Herpes Cure Advocacy celebrates a step forward on the path to the cure, treatment and prevention of Herpes. NIH has assembled a Multi-Council Working Group for Herpes Simplex Virus and are calling for input from field scientists and the general public. Herpes patients and field experts are excited to see this progress, an important win for advocates, who have been urgently calling on the federal government for a response. There is new momentum in the field of herpes, a common and important infectious disease area that has been stagnant for decades. There is currently an addendum for the cure treatment and prevention of Herpes being developed and incorporated into the 2020 National STI Strategic Plan at OASH. Additionally NIAID/CDC held a joint workshop for genital herpes in November 2022, the first federal meeting for Herpes in decades.
The new trans-NIH Herpes Simplex Virus (HSV) Working Group is engaged in the development of a strategic research plan on Herpes Simplex Virus. The working group is being led by the National Institute of Allergy and Infectious Diseases and includes representatives from the National Institute of Mental Health, the National Institute of Neurological Disorders and Stroke, the National Institute on Aging, the National Institute on Minority Health and Health Disparities, and the Eunice Kennedy Shriver National Institute of Child Health and Human Development.
The strategic research plan will be structured around four areas of research noted below.
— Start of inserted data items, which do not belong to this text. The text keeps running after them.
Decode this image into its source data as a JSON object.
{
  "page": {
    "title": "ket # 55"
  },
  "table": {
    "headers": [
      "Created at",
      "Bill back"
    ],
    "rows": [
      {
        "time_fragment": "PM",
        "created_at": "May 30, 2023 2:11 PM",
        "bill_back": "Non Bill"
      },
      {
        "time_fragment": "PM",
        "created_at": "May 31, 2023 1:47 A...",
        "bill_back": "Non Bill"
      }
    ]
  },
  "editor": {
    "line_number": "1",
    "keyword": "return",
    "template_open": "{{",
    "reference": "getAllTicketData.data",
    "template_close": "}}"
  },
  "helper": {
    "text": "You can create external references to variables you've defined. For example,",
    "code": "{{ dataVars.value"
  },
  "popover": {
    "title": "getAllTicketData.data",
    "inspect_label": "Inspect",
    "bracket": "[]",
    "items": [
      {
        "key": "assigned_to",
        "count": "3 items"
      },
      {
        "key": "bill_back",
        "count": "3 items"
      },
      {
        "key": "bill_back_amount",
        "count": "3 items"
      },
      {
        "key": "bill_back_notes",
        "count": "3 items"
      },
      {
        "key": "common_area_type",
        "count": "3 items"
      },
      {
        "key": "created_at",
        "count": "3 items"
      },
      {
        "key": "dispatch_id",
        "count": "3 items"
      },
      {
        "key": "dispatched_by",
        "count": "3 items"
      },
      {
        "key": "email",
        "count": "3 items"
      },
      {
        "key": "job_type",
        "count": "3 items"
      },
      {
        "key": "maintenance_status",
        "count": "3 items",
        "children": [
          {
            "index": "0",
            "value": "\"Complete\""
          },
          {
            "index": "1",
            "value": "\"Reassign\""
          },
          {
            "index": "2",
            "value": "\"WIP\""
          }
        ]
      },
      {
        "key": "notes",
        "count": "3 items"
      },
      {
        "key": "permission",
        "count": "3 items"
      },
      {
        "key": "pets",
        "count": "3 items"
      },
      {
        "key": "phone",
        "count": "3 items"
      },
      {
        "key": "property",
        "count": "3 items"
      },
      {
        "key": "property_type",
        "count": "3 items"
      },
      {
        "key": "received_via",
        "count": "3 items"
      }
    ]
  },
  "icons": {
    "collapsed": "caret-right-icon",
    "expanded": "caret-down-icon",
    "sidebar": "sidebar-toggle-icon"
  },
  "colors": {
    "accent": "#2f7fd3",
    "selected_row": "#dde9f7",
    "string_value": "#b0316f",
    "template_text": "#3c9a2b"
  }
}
Working group leaders have also issued a request for information into the research plan from field experts and the general public.
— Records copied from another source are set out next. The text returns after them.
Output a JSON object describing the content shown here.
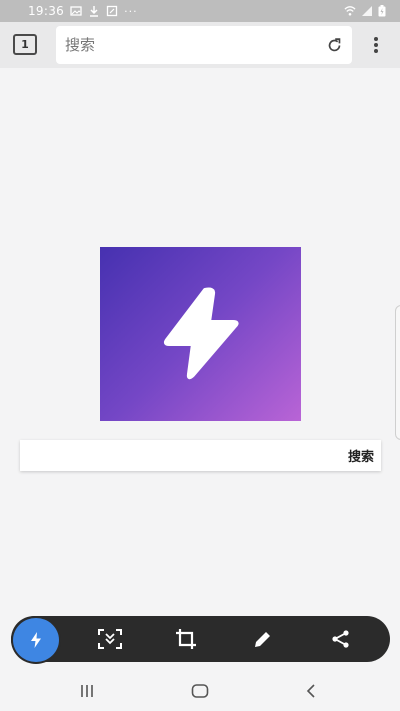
{
  "status_bar": {
    "time": "19:36",
    "overflow": "···",
    "icons": [
      "image-icon",
      "download-icon",
      "screenshot-icon",
      "wifi-icon",
      "signal-icon",
      "battery-icon"
    ]
  },
  "toolbar": {
    "tab_count": "1",
    "address_placeholder": "搜索",
    "icons": [
      "reload-icon",
      "more-vert-icon"
    ]
  },
  "content": {
    "logo_icon": "lightning-bolt-icon",
    "logo_gradient": [
      "#4631b0",
      "#7547c6",
      "#b964d6"
    ],
    "search_button_label": "搜索",
    "search_placeholder": ""
  },
  "capture_bar": {
    "icons": [
      "flash-icon",
      "scroll-capture-icon",
      "crop-icon",
      "edit-icon",
      "share-icon"
    ],
    "accent_color": "#3e86e3"
  },
  "nav_bar": {
    "icons": [
      "recent-apps-icon",
      "home-icon",
      "back-icon"
    ]
  }
}
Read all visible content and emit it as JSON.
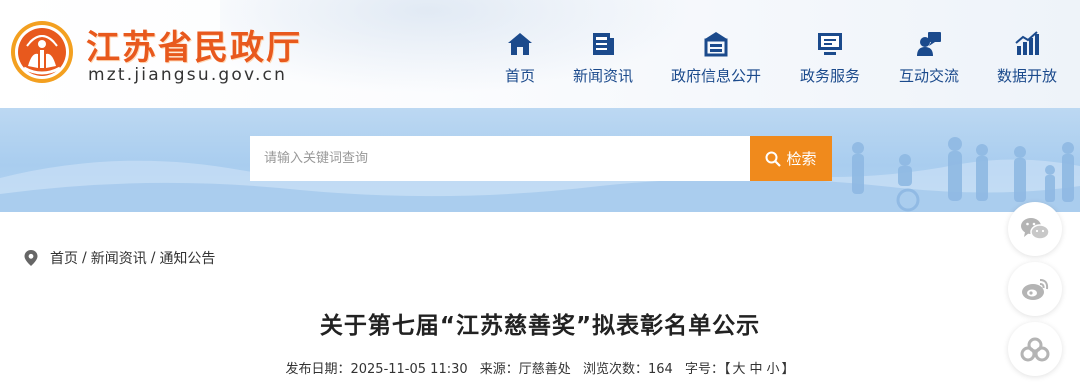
{
  "site": {
    "name": "江苏省民政厅",
    "domain": "mzt.jiangsu.gov.cn"
  },
  "nav": [
    {
      "label": "首页",
      "icon": "home-icon"
    },
    {
      "label": "新闻资讯",
      "icon": "news-icon"
    },
    {
      "label": "政府信息公开",
      "icon": "building-icon"
    },
    {
      "label": "政务服务",
      "icon": "monitor-icon"
    },
    {
      "label": "互动交流",
      "icon": "chat-user-icon"
    },
    {
      "label": "数据开放",
      "icon": "chart-icon"
    }
  ],
  "search": {
    "placeholder": "请输入关键词查询",
    "button_label": "检索"
  },
  "breadcrumb": [
    "首页",
    "新闻资讯",
    "通知公告"
  ],
  "article": {
    "title": "关于第七届“江苏慈善奖”拟表彰名单公示",
    "meta": {
      "publish_label": "发布日期：",
      "publish_date": "2025-11-05 11:30",
      "source_label": "来源：",
      "source": "厅慈善处",
      "views_label": "浏览次数：",
      "views": "164",
      "fontsize_label": "字号：",
      "fontsize_open": "【",
      "fontsize_large": "大",
      "fontsize_medium": "中",
      "fontsize_small": "小",
      "fontsize_close": "】"
    }
  },
  "share": [
    "wechat-icon",
    "weibo-icon",
    "more-share-icon"
  ],
  "colors": {
    "brand_orange": "#e8591d",
    "nav_blue": "#1b4a8c",
    "search_button": "#f08a1c",
    "banner_blue": "#a9cdef"
  }
}
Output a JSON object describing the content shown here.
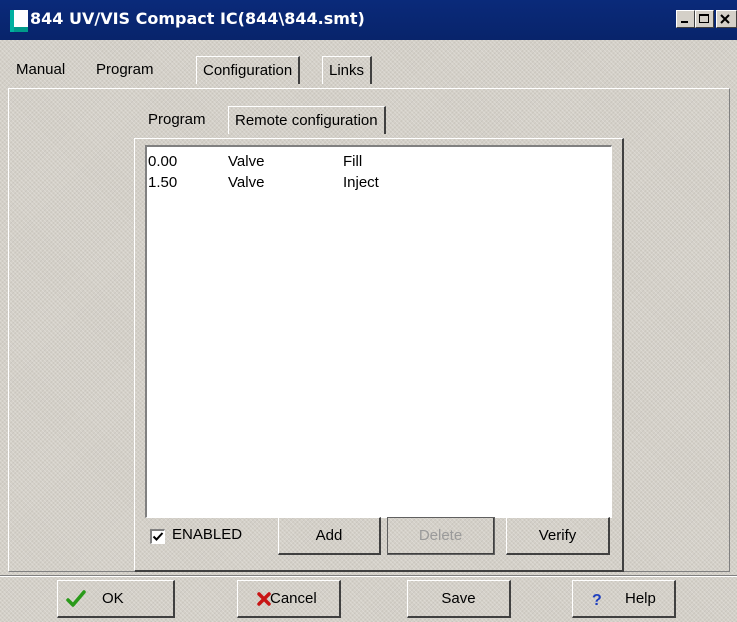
{
  "window": {
    "title": "844 UV/VIS Compact IC(844\\844.smt)",
    "title_bar_color": "#08246b"
  },
  "main_tabs": [
    {
      "label": "Manual"
    },
    {
      "label": "Program"
    },
    {
      "label": "Configuration"
    },
    {
      "label": "Links"
    }
  ],
  "sub_tabs": [
    {
      "label": "Program"
    },
    {
      "label": "Remote configuration"
    }
  ],
  "program_rows": [
    {
      "time": "0.00",
      "device": "Valve",
      "action": "Fill"
    },
    {
      "time": "1.50",
      "device": "Valve",
      "action": "Inject"
    }
  ],
  "controls": {
    "enabled_label": "ENABLED",
    "enabled_checked": true,
    "add_label": "Add",
    "delete_label": "Delete",
    "verify_label": "Verify"
  },
  "footer": {
    "ok_label": "OK",
    "cancel_label": "Cancel",
    "save_label": "Save",
    "help_label": "Help"
  },
  "colors": {
    "dialog_bg": "#d4d0c8",
    "ok_check": "#2a9a1a",
    "cancel_x": "#c81414",
    "help_q": "#1f3fbf"
  }
}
Priority 1: Improve fundamental knowledge of HSV biology, pathogenesis, and epidemiology
- Enhance fundamental knowledge of HSV biology, including but not limited to: viral interactions with host cells and mechanisms of replication and transport; fundamental aspects of innate and adaptive immune response to HSV; HSV disease pathogenesis in multiple organ systems, including the skin, reproductive tract, eye, and the peripheral and central nervous systems; and the key drivers of disease transmission.
- Characterize host and pathogen drivers that underlie dynamics of HSV latency and reactivation
- Improve understanding of diverse pathophysiology of HSV infection including neonatal infection and the role of mucosal immunity to reduce genital and orolabial infection and disease; and a deeper understanding of the neurologic impact of HSV infection, including herpes simplex encephalitis, post-herpetic neuropathic pain, post-herpetic autoimmune encephalitis (i.e., post-HSV NMDARE), and potential associations with neurodegenerative disorders such as Alzheimer’s disease.
- Explore epidemiology of and co-morbidities associated with HSV infection
- Improve and develop new in vitro and in vivo models that reflect human disease
Priority 2: Accelerate research to improve diagnosis
- Develop improved biomarkers and technologies for herpes diagnosis
- Improve sensitivity and specificity of serologic tests that can be made commercially
- Support research to improve point-of-care diagnostics
Priority 3: Improve strategies treat and cure HSV
- Identify candidates for elimination of virus or functional cure
- Advance the development of novel treatment strategies, including strategies for preventing HSV entry into the central nervous system and for reducing sequelae of HSV encephalitis.
- Evaluate the safety and efficacy of treatment strategies in diverse populations and age groups
- Optimize therapy to reduce shedding and transmission
Priority 4: Advance research to prevent HSV infection
NIH Request for Information
On April 21, a notice with a Request for Information (RFI) was shared, inviting comments and suggestions on National Institutes of Health’s (NIH) key strategic approaches to develop a Herpes Simplex Virus Strategic Plan.